Installing Kafka

Required Role:

Kafka is distributed as a parcel, separate from the CDH parcel. It is also distributed as a package.

Cloudera Manager 5.4 or higher includes the Kafka Custom Service Descriptor (CSD). To install, you download Kafka using CM, then distribute Kafka to the cluster, activate the new parcel, and add the service to the cluster. For a list of available parcels and packages see Cloudera Distribution of Apache Kafka Version and Packaging Information

To install Kafka on a 5.2 or 5.3 cluster, you first install the Kafka CSD, and then use the CSD to install the Kafka parcel. See Installing the Kafka CSD (Cloudera Manager 5.2 and 5.3).

Kafka is supported only on Cloudera Manager 5.2 and higher. Do not use it with lower versions of Cloudera Manager or CDH.

If you installed a Cloudera Labs version of Kafka, you must download a new version. The Cloudera Labs CSD cannot install the GA Kafka parcel.

Cloudera recommends that you deploy Kafka on dedicated hosts that are not used for other cluster roles.

Installing the Kafka CSD (Cloudera Manager 5.2 and 5.3)

Cloudera Manager 5.4 and higher includes the Kafka CSD. Use the built-in CSD. Do not download a different version when using Cloudera Manager 5.4.

If you are using Cloudera Manager 5.2 or 5.3, download the CSD, and then add a new parcel repository to your Cloudera Manager configuration:
  1. Download the Kafka CSD here.
  2. Install the Kafka CSD into Cloudera Manager. See Custom Service Descriptor Files.

Installing Kafka from a Parcel

  1. In Cloudera Manager, download the Kafka parcel, distribute the parcel to the hosts in your cluster, and then activate the parcel. See Managing Parcels. After you activate the Kafka parcel, Cloudera Manager prompts you to restart the cluster. You do not need to restart the cluster after installing Kafka.
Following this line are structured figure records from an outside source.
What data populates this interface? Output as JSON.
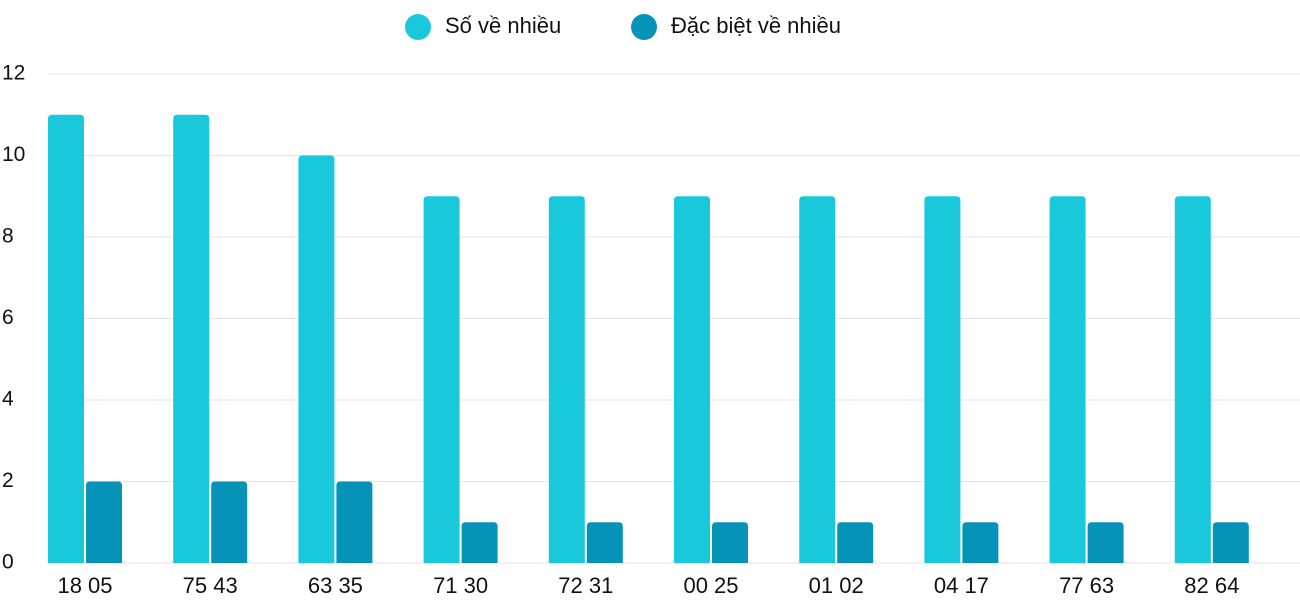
{
  "chart_data": {
    "type": "bar",
    "categories": [
      "18 05",
      "75 43",
      "63 35",
      "71 30",
      "72 31",
      "00 25",
      "01 02",
      "04 17",
      "77 63",
      "82 64"
    ],
    "series": [
      {
        "name": "Số về nhiều",
        "color": "#1ac8db",
        "values": [
          11,
          11,
          10,
          9,
          9,
          9,
          9,
          9,
          9,
          9
        ]
      },
      {
        "name": "Đặc biệt về nhiều",
        "color": "#0594b8",
        "values": [
          2,
          2,
          2,
          1,
          1,
          1,
          1,
          1,
          1,
          1
        ]
      }
    ],
    "ylim": [
      0,
      12
    ],
    "yticks": [
      0,
      2,
      4,
      6,
      8,
      10,
      12
    ],
    "grid": true,
    "legend": "top"
  }
}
Click Close to ignore this prompt.
  2. Add the Kafka service to your cluster. See Adding a Service.

Installing Kafka from a Package

You install the Kafka package from the command line.
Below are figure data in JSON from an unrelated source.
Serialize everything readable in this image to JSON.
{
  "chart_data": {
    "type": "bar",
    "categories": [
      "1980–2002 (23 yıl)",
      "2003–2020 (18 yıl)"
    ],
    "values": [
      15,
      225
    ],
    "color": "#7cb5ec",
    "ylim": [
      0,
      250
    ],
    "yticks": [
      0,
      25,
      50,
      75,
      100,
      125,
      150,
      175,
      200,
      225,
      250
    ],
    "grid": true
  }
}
  1. Navigate to the /etc/repos.d directory.
  2. Use wget to download the Kafka repository. See Cloudera Distribution of Apache Kafka Version and Packaging Information.
  3. Install Kafka using the appropriate commands for your operating system.
    Operating System Commands
    RHEL-compatible
    $ sudo yum clean all
    $ sudo yum install kafka
    $ sudo yum install kafka-server
                                        
    SLES
    $ sudo zypper clean --all
    $ sudo zypper install kafka
    $ sudo zypper install kafka-server
                                        
    Ubuntu or Debian
    $ sudo apt-get update
    $ sudo apt-get install kafka
    $ sudo apt-get install kafka-server
                                
  4. Edit /etc/kafka/conf/server.properties to ensure that the broker.id is unique for each node and broker in Kafka cluster, and zookeeper.connect points to same zookeeper for all nodes and brokers.
  5. Start the Kafka server with the following command:

    $ sudo service kafka-server start.

To verify all nodes are registered to same Zookeeper correctly, connect to Zookeeper using zookeeper-client.

$ zookeeper-client
$ ls /brokers/ids

You should be able to see all of the IDs for the brokers you have registered in your Kafka cluster.

To discover which node a particular ID is assigned, use the following command.

$ get /brokers/ids/<ID>

This command returns the host name of node assigned the ID you specify.